Campus Community
Posted: Thursday, November 5, 2009Birdd Library Preserves History of Science Curricula Development
By Tony Astran
Buffalo State’s Science Teaching Center, located in the basement of the Science Building, houses a one-of-a-kind collection that is beginning to attract attention from international scholars. The Donald L. Birdd Historic Science Education Curriculum Library chronicles the development of science teaching curricula in the United States from the early 1800s to the present day. The collection contains some 6,000 textbooks, many of them quite rare.
The library is named for Donald L. Birdd, professor emeritus of earth sciences and science education, who retired last year after a 23-year career with Buffalo State. Birdd is credited with extraordinary efforts to preserve materials that would otherwise have been discarded, but he insists the library is not “his.”
“The collection is really a credit to a lot of people, particularly highly involved leaders from Buffalo State who helped shape national curricula,” Birdd said. “When I arrived on campus, it was clear to me, upon seeing the materials on hand, that this was a collection that could not reach the trash barrel.”
The Birdd Library includes textbooks, journals, posters, and multimedia. Catherine Lange, assistant professor of earth sciences and science education, began the painstaking process of documenting and organizing materials shortly after joining Buffalo State in 2007. Together with Birdd and Michele Parente, instructional support specialist for earth sciences and science education, she has neatly categorized the books by subject and type, and maintains an ongoing list online.
Lange said scholars from the international community have begun to take notice of the rare materials available, and some have borrowed books for research projects. She points to the post-Sputnik era of the 1960s as an impetus for the accumulation of materials.
“After Sputnik launched, the U.S. responded by placing more emphasis on K–12 science and math classes, and revisited curricula and materials,” she said. “Buffalo State professors such as Joyce Swartney, Robert Davitt, James Orgren, and Robert Horvat all played a role in developing national curricula.”
Birdd said he was one of the first teachers to use new materials in 1960s when he taught high school students. Lange credits him for recognizing the importance of preserving materials and for collecting textbooks from local schools. “The collection displays the history of our discipline, how we developed pedagogy, and also how Buffalo State played a role in shaping national policy,” she said. “No one has a collection this expansive anywhere in the world, and I think its value is just beginning to be realized.”
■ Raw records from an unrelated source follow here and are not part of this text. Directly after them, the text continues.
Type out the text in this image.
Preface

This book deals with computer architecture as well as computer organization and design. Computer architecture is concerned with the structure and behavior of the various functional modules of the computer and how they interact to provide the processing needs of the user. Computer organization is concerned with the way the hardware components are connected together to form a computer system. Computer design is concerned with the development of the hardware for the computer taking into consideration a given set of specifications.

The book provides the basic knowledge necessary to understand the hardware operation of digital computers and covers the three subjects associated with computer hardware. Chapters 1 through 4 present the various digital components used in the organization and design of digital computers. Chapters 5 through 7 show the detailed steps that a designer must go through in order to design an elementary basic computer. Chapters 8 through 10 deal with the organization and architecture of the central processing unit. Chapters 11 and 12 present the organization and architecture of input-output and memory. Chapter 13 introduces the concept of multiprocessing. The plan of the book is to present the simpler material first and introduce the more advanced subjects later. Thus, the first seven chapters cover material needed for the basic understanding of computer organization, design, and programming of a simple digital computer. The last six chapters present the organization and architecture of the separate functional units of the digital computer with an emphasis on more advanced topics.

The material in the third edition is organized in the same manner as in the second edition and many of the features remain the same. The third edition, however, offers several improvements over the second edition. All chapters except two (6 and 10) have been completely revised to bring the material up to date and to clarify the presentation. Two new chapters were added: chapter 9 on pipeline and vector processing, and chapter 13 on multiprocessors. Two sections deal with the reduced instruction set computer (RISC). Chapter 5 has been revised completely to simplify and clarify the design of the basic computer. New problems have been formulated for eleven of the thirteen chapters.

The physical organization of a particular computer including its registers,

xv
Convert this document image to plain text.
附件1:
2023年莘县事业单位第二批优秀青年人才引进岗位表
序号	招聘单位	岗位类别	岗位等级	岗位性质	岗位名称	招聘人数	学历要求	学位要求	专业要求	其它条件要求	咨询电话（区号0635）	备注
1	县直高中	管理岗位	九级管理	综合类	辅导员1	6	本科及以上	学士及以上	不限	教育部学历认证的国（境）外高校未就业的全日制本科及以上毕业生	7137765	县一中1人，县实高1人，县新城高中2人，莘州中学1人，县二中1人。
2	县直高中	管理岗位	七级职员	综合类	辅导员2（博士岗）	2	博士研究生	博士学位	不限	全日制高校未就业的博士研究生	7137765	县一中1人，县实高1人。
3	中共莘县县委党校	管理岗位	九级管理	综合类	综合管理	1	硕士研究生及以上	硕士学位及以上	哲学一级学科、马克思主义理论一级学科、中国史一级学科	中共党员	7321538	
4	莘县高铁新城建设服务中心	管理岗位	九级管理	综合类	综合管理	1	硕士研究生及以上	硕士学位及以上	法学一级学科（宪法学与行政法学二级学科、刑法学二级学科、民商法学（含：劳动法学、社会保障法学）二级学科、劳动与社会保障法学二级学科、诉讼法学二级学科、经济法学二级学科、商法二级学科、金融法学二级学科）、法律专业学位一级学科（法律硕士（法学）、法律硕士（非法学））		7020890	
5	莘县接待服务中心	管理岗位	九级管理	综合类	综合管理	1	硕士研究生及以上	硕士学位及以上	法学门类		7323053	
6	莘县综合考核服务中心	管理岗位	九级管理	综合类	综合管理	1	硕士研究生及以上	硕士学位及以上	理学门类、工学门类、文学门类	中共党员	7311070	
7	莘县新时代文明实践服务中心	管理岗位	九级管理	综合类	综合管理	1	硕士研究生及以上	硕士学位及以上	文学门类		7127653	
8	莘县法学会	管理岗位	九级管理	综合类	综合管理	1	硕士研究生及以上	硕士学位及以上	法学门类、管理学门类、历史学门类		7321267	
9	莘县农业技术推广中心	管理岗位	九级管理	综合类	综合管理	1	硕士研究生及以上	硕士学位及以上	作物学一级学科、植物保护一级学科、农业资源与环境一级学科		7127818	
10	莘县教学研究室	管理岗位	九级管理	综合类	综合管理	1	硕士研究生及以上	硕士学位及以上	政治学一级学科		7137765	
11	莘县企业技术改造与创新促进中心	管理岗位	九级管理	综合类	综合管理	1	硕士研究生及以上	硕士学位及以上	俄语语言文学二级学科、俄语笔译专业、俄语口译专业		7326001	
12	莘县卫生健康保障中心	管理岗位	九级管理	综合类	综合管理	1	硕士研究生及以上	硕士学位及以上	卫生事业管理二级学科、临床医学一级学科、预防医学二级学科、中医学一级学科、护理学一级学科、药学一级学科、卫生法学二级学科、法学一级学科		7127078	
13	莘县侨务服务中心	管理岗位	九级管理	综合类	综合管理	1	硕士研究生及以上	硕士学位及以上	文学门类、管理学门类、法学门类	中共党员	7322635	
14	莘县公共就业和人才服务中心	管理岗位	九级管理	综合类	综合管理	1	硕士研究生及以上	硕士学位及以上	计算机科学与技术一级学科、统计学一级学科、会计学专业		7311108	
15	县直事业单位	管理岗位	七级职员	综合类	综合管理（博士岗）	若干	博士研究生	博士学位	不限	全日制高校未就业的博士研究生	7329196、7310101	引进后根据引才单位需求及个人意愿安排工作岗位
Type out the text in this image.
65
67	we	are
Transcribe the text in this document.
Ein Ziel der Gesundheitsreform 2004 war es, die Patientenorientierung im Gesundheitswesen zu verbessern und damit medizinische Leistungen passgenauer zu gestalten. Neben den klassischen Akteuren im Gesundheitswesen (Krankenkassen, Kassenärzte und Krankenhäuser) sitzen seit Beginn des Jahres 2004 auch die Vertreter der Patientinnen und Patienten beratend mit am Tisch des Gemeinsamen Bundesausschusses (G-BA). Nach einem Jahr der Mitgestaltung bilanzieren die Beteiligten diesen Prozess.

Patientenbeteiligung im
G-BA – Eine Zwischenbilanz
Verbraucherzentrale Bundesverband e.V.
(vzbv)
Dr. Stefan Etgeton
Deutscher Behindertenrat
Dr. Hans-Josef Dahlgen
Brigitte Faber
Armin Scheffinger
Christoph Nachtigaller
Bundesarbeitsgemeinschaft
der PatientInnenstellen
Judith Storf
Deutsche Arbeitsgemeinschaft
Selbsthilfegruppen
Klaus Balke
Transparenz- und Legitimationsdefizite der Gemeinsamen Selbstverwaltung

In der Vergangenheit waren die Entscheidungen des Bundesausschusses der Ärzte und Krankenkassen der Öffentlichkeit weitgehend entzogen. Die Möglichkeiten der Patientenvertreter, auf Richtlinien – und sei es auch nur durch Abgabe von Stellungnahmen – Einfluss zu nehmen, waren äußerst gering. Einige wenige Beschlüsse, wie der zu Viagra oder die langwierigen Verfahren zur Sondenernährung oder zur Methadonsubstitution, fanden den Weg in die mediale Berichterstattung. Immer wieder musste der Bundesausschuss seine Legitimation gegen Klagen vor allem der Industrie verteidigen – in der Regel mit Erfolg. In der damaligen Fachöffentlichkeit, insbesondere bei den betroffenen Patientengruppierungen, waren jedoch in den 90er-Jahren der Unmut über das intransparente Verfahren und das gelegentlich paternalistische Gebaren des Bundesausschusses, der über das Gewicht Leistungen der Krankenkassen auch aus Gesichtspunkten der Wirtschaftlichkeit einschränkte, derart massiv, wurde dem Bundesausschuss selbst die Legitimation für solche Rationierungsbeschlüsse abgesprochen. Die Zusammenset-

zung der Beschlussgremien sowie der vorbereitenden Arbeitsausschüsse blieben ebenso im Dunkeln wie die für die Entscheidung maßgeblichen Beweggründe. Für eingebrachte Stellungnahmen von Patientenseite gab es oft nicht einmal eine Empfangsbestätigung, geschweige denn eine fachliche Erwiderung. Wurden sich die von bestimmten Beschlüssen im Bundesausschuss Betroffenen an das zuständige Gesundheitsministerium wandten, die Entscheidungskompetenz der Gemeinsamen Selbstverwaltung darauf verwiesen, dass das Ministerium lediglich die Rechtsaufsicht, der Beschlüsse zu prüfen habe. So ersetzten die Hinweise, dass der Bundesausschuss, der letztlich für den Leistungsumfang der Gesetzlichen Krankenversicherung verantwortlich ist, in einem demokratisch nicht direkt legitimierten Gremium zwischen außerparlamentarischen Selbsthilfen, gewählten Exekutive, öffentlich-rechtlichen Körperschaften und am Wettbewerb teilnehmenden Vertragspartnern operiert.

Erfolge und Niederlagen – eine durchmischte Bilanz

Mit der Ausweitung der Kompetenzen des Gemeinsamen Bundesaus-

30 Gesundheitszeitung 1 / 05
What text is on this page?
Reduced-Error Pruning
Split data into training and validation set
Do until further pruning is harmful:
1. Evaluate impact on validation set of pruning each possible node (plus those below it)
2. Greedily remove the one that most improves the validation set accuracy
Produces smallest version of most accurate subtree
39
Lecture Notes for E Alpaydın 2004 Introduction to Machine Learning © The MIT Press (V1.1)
Lange said students find materials in the Birdd Library helpful—especially graduate students who must take a curricular trends course in order to earn a master’s degree in science education.
For now, Birdd Library materials are housed in various locations throughout the Science Teaching Center, including rooms 100, 103, 127, and 133. Once the science and mathematics complex is constructed, all the materials will be housed there. Birdd also has more books at his residence to add to the collection.
Lange said a dedicated space for the Birdd Library will help to better secure the collection. Her goal is to get books into the Library of Congress.
“We’re pretty lucky to have this collection here on campus,” she said. “This part of our identity as an institution is something we can be proud of. The collection reflects with pride on our intellectual heritage.”
Birdd said he’s glad he held on to so many materials and thinks they provide students and scholars with a rich sense of history.
“It’s important to have an understanding of where we came from, before we plot where to move ahead,” he said. “Otherwise, we’re bound to repeat ourselves.”